Timezone is the one setting worth getting right at enrollment. With it, recurring reminders fire at the patient's local wall-clock time and survive daylight-saving transitions. Without it, the server still creates the work, but it cannot put it in front of the patient at the right hour.
Example deployments
- Depression monitoring with PHQ-9
PHQ-9 every two weeks for six months. The instrument is imported once from LOINC, the protocol defines the cadence, and a scoring rule routes critical-band scores (≥20) and moderate-severe scores (≥15) into the care team's existing escalation workflow.
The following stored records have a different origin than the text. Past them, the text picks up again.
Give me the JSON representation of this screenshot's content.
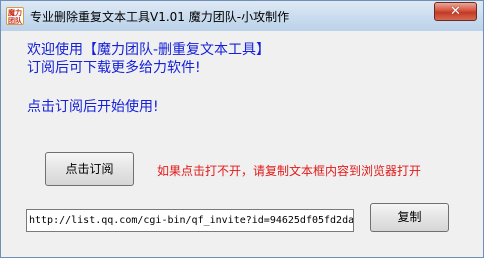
{
  "window": {
    "title": "专业删除重复文本工具V1.01 魔力团队-小攻制作",
    "icon_text": "魔力\n团队",
    "close_label": "✕"
  },
  "content": {
    "welcome_line1": "欢迎使用【魔力团队-删重复文本工具】",
    "welcome_line2": "订阅后可下载更多给力软件!",
    "prompt": "点击订阅后开始使用!",
    "subscribe_button": "点击订阅",
    "hint": "如果点击打不开，请复制文本框内容到浏览器打开",
    "url_value": "http://list.qq.com/cgi-bin/qf_invite?id=94625df05fd2da",
    "copy_button": "复制"
  },
  "colors": {
    "accent_text": "#1521d8",
    "warning_text": "#e21a1a"
  }
}
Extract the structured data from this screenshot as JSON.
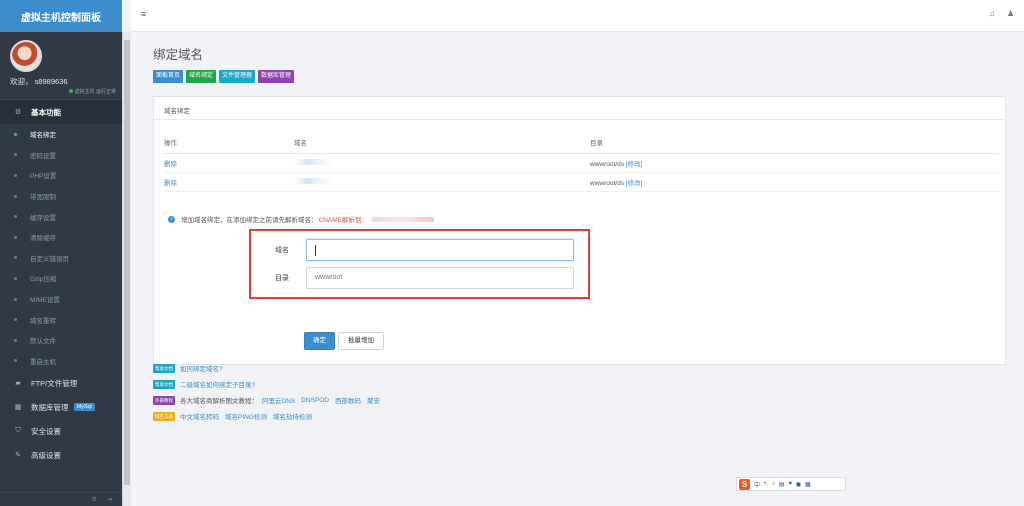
{
  "brand": "虚拟主机控制面板",
  "user": {
    "welcome": "欢迎，",
    "name": "s8989636",
    "status": "虚拟主机  运行正常"
  },
  "menu": {
    "basic": "基本功能",
    "subs": [
      "域名绑定",
      "密码设置",
      "PHP设置",
      "带宽限制",
      "缓存设置",
      "清除缓存",
      "自定义错误页",
      "Gzip压缩",
      "MIME设置",
      "域名重转",
      "默认文件",
      "重启主机"
    ],
    "ftp": "FTP/文件管理",
    "db": "数据库管理",
    "db_badge": "MySql",
    "security": "安全设置",
    "advanced": "高级设置"
  },
  "page": {
    "title": "绑定域名"
  },
  "quick_links": [
    {
      "label": "面板首页",
      "color": "#3c8dcd"
    },
    {
      "label": "域名绑定",
      "color": "#1fa64a"
    },
    {
      "label": "文件管理器",
      "color": "#1aa8c2"
    },
    {
      "label": "数据库管理",
      "color": "#8e44ad"
    }
  ],
  "card": {
    "title": "域名绑定",
    "headers": [
      "操作",
      "域名",
      "目录"
    ],
    "rows": [
      {
        "action": "删除",
        "dir": "wwwroot/ds",
        "edit": "[修改]"
      },
      {
        "action": "删除",
        "dir": "wwwroot/ds",
        "edit": "[修改]"
      }
    ],
    "notice": "增加域名绑定，在添加绑定之前请先解析域名：",
    "notice_red": "CNAME解析到："
  },
  "form": {
    "domain_label": "域名",
    "domain_value": "",
    "dir_label": "目录",
    "dir_value": "wwwroot",
    "submit": "确定",
    "batch": "批量增加"
  },
  "help": [
    {
      "tag": "帮助文档",
      "tag_color": "#1aa8c2",
      "text": "",
      "links": [
        "如何绑定域名?"
      ]
    },
    {
      "tag": "帮助文档",
      "tag_color": "#1aa8c2",
      "text": "",
      "links": [
        "二级域名如何绑定子目录?"
      ]
    },
    {
      "tag": "外部教程",
      "tag_color": "#8e44ad",
      "text": "各大域名商解析图文教程：",
      "links": [
        "阿里云DNS",
        "DNSPOD",
        "西部数码",
        "聚安"
      ]
    },
    {
      "tag": "域名工具",
      "tag_color": "#f0ad1e",
      "text": "",
      "links": [
        "中文域名转码",
        "域名PING检测",
        "域名劫持检测"
      ]
    }
  ],
  "ime": {
    "logo": "S",
    "text": "中"
  }
}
- Cardiology symptom surveillance
KCCQ-12 monthly during heart-failure follow-up. Same shape as the PHQ-9 case with a different instrument and a different cadence; worsening scores can trigger an appointment, a clinician review, or an in-app message, whichever the team already uses.
- Post-surgical recovery tracking
Check-ins at the two-week, six-week, and twelve-week milestones after a procedure. Each occurrence is anchored to the patient's procedure date rather than to a fixed recurring interval, so the schedule still works when a procedure slips by a few days.
- Clinical study symptom surveys
Recurring questionnaires across a study population on a single protocol. The same data can be sliced into different views (operational staff, investigators, sponsors) by configuring access rules, with no duplicate pipeline per audience.
FAQ
Can patients answer Questionnaires from a mobile app?
Yes. The app is a normal FHIR client with the patient's bearer token. It reads ready Tasks for the patient, renders the linked Questionnaire, and POSTs a QuestionnaireResponse on submission. PatientCompartment ensures it only ever sees the patient's own Tasks.
How are scoring rules expressed?
FHIR supports standard scoring extensions on Questionnaire items (such as `ordinalValue`). Scores can be calculated client-side, server-side via a custom operation, or in a downstream consumer of a QuestionnaireResponse subscription. For standardized scoring, the FHIR Clinical Quality Language (CQL) infrastructure is available.
Can I change the schedule for an enrolled patient?
Yes. Update the CarePlan and future Tasks within the scheduling horizon are revised. Already-completed Tasks stay as they are. Updates to the underlying PlanDefinition can be re-applied programmatically across the enrolled population.
How does Fire Arrow handle timezones and DST?
Timezone is resolved from the CarePlan extension (set during `$apply`) or from the Patient resource. DST transitions are handled centrally so that recurring patient communication fires at the correct local wall-clock time without per-application bug fixes.
Does it work for non-clinical workflows like study questionnaires?
Yes. The mechanics are the same: Questionnaire defines the form, PlanDefinition defines the schedule, CarePlan applies it to a participant, Tasks materialize on the timeline, and QuestionnaireResponses capture the answers. Identity filters and property filters can serve different views to operational staff, investigators, and sponsors.
What is the operational footprint?
Fire Arrow Server runs as a Docker container with PostgreSQL alongside. The materialization job, subscription delivery, and the rest of the workflow run inside the same backend. Multi-node deployments use distributed JDBC-based locking so concurrent materialization stays consistent.